Earlier this week in Gideonse v. Brown, Oregon officials agreed not to enforce residency requirements in the state’s physician-assisted suicide law. This means that Oregon has opened its suicide industry to any out-of-state adult who meets capacity and terminal illness “safeguards.” As Americans United Life recently argued in a friend-of-the-court brief before the Massachusetts Supreme Judicial Court, capacity and terminal illness safeguards are nominal, and cannot adequately protect patients seeking lethal drugs. By not enforcing its residency requirements, Oregon has weakened the law’s so-called protection and become the first state to expand its assisted suicide law to non-residents.
Exacerbating the Mental Health Crisis
This case will exacerbate the rampant problems of doctor shopping and inadequate mental health counseling. Suicide assistance often occurs with a stranger, not one’s primary care doctor. According to 2021 official Oregon assisted suicide data, the median duration of the physician-patient relationship was five weeks. In the same year, doctors wrote 383 lethal prescriptions, but only referred two individuals for mental health evaluations, which is just .5% of patients receiving prescriptions. Yet studies have shown 25-50% of patients seeking lethal drugs suffer from depression.
Legal Consequences of Oregon’s Lethal Drugs
Oregon has thrown its assisted suicide law into a legal morass. Most states prohibit assisted suicide. If a resident comes from one of those states, there may be legal consequences for family and friends that help the patient travel to Oregon to receive lethal drugs. Assisted suicide may adversely affect an out-of-state resident’s will, contracts, or insurance policies. Finally, there may be legal issues if a patient returns to her home state to ingest the drugs after obtaining the lethal medication in Oregon.
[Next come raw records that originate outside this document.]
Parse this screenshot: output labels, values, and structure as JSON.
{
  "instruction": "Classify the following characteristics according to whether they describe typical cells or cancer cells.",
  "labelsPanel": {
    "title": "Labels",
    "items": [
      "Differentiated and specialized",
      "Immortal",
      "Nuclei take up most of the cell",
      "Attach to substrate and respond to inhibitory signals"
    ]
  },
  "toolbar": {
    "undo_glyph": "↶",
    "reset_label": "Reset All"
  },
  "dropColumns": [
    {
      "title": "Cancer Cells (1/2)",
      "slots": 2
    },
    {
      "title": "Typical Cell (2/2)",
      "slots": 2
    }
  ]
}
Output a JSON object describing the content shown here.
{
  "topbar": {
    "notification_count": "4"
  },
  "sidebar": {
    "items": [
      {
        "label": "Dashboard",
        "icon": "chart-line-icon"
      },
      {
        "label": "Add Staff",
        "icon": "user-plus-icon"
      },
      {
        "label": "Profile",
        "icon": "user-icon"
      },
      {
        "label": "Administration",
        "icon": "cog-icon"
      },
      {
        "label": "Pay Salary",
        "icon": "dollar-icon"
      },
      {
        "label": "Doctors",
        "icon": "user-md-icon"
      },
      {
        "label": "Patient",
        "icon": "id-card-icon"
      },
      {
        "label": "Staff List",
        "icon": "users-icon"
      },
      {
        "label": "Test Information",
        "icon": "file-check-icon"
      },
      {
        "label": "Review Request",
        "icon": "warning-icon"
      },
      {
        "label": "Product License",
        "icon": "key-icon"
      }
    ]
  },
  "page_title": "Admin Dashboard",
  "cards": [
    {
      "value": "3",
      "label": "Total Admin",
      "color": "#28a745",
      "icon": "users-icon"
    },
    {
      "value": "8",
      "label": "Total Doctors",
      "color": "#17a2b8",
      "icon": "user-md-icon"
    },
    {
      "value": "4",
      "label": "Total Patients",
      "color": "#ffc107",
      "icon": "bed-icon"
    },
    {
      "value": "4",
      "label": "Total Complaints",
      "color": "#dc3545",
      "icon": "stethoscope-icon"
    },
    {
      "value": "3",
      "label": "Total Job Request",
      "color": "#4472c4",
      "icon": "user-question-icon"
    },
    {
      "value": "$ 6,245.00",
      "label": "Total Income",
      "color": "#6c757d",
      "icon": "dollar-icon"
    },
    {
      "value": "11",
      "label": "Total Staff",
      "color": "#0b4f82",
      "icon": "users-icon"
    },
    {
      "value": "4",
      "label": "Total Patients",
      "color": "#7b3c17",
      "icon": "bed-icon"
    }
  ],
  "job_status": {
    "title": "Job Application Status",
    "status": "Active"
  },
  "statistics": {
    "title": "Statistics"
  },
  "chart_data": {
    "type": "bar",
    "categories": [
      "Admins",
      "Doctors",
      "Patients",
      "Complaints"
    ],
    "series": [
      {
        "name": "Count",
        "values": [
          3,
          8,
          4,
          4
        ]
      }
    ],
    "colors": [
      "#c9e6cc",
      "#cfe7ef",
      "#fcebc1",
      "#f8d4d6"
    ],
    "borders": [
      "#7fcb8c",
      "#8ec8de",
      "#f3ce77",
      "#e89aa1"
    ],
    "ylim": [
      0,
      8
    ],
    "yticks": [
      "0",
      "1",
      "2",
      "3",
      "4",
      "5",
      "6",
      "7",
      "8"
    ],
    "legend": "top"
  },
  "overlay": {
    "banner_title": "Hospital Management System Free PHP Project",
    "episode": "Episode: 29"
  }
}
As part of the settlement agreement, the Oregon Health Authority will formally request that the state legislature remove the residency requirements from the law. In the meantime, certain state executive officials and the District Attorney of Multnomah County have agreed to not enforce the residency requirements. Other county district attorneys, however, may still enforce the residency requirements, thus creating legal uncertainty about criminal liability.
Assisted suicide ultimately exploits vulnerable patients and fosters disability discrimination. Suicide is not medicine, and this case will have tragic consequences for patients.